Trust & Transparency
□ Expectations set during onboarding
Users know what the AI can and cannot do before they start.
□ Source citations on AI outputs
Users can verify where the answer came from.
□ Confidence indicators for uncertain outputs
Users know when to apply extra scrutiny.
□ “I don’t know” behavior defined
The AI admits uncertainty rather than hallucinating.
Control & Recovery
□ Intent preview for consequential actions
Users confirm before the AI takes irreversible actions.
□ Undo capability for AI actions
Users can reverse what the AI did.
□ Human escalation always accessible
“Talk to a person” is never more than one click away.
□ Edit and correct AI outputs
Users can fix wrong answers directly.
Performance & Feedback
□ Streaming responses for chat interactions
Users see the answer forming in real time.
□ Progress indicators for multi-step tasks
Users know the AI is working, not stuck.
□ Thumbs up/down on every AI output
Low-friction feedback mechanism always available.
□ Feedback pipeline to the team
User signals reach the people who can improve the AI.
Error Handling
□ Graceful degradation for edge cases
The product falls back to simpler capabilities rather than crashing.

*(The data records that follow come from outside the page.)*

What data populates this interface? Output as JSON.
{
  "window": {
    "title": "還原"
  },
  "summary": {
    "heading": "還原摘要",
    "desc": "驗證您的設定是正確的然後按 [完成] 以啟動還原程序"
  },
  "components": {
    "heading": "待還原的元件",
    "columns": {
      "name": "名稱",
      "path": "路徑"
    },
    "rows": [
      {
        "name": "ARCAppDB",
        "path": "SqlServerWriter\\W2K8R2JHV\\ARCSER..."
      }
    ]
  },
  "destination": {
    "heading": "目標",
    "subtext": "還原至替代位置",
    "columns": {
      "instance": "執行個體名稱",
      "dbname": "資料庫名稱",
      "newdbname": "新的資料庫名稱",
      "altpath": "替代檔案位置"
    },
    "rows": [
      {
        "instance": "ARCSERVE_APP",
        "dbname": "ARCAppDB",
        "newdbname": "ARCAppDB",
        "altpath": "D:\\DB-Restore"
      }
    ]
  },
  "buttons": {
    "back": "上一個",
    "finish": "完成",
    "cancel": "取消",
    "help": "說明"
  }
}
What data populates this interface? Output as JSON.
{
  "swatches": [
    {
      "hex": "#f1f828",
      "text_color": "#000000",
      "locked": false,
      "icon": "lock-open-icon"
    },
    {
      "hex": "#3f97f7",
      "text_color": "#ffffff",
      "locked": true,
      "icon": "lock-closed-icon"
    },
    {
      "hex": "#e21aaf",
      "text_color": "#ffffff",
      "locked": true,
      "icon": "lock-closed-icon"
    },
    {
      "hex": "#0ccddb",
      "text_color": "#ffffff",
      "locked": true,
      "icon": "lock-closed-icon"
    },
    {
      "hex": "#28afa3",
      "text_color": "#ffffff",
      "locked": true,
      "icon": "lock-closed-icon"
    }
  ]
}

□ Clear, human-friendly error messages
No technical jargon in error states.
□ Automatic handoff triggers defined
The system knows when to escalate to a human.
□ Error patterns tracked and prioritized
Recurring failures are systematically addressed.
The bottom line: AI UX is fundamentally about managing uncertainty. Traditional software is deterministic — the same input always produces the same output. AI products are probabilistic — the same input might produce different outputs of varying quality. Every pattern in this chapter exists to help users navigate that uncertainty productively. The PM who masters AI UX patterns ships products that users trust, use, and recommend.